Hausdurchsuchung bei ÖVP-nahem Umfrage-Institut Demox
Neben der ÖVP-Umfragen-Affäre rund um Ex-Kanzler Sebastian Kurz und die Meinungsforscherin Sabine Beinschab ("Beinschab-Tool") könnte es noch einen weiteren Umfragen-Skandal geben.
Ermittelt wird gegen fünf namentlich bekannte Beschuldigte und eine unbekannte Person auf Auftraggeber- und auch Auftragnehmer-Seite ermittelt. Drei weitere Personen werden als Angezeigte geführt. Laut WKStA wurden auch weitere Hausdurchsuchungen und Sicherstellungen an mehreren Standorten gesetzt.
Auch das ÖVP-nahe Meinungsforschungsinstitut Demox Research steht im Fokus der Ermittlungen, wie die WKStA bestätigte. Die für die Ministerien durchgeführten Umfragen sollen nicht sachlich notwendig gewesen sein.
WKStA ermittelt: Nächster ÖVP-Umfrageskandal?

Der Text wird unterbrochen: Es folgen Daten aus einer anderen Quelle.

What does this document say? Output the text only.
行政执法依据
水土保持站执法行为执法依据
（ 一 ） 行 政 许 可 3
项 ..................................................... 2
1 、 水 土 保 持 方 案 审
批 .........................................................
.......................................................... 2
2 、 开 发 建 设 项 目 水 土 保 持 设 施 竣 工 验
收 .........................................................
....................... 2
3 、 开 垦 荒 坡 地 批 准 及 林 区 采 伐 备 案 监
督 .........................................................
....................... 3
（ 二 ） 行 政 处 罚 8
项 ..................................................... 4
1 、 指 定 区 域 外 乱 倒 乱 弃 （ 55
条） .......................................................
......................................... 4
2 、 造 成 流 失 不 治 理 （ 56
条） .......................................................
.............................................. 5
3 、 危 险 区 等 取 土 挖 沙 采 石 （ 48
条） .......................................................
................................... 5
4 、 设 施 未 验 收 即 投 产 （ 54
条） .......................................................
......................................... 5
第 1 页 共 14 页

Hausdurchsuchung am Dienstag
Laut "Kronen Zeitung" wurden in den Räumlichkeiten des Instituts am Dienstag Beweismittel gesichert. Ermittelt wird im Zusammenhang mit der Beauftragung von Meinungsumfragen durch das Wirtschafts-, das Landwirtschafts- und das Verteidigungsministerium wegen Untreue, Betrug und wettbewerbsbeschränkender Absprachen.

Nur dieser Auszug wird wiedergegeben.